Per quanto riguarda la scuola, l’ultimo Dpcm fa scattare nuove disposizioni a partire dal 21 ottobre. Quindi in Campania resta in vigore l'attuale ordinanza anche per la giornata di domani, come per oggi. L'Unità di Crisi si riunirà domani per adottare misure che riguardano il mondo della scuola.
INSERITO DA MIKI PAPPACODA Minori. Chiuso il tracciamento dei contatti dei tre positivi, domani disposti i tamponi. Il COC Comunale di Minori ha lavorato con efficacia per chiudere il prima possibile il tracciamento dei contatti dopo la comunicazione Asl dei 3 positivi avvenuto nella tardissima serata di Sabato 17 ottobre. Disposti i tamponi per domani lunedì 19 ottobre e messi in isolamento fiduciario gli interessati del tracciamento. Vi terremo sempre informati laddove ci saranno notizie rilevanti da comunicare, intanto invitiamo tutti al rispetto delle regole Anti Covid.
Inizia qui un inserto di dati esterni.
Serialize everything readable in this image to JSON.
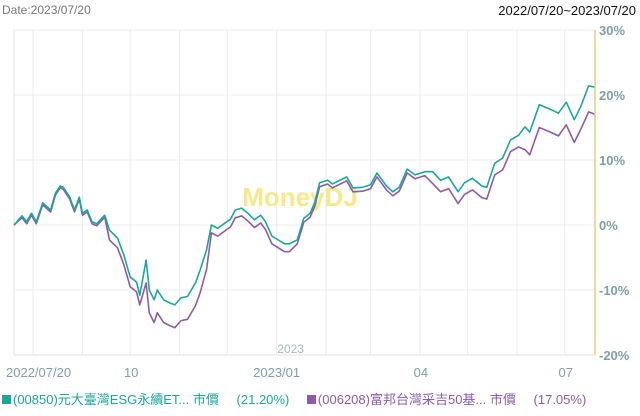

INSERITO DA MIKI PAPPACODA Maiori. Negativi i risultati dei tamponi dei familiari della ragazza contagiata. Sono finalmente giunti i risultati dei tamponi effettuati ai familiari della ragazza di 26 anni di Maiori, la cui positività al Coronavirus era stata accertata ad inizio settimana. Buone notizie, dunque, per il momento. Si è ancora in attesa dei risultati per il fidanzato e degli ulteriori contatti, da Ravello, i quali di propria volontà vi si sono sottoposti.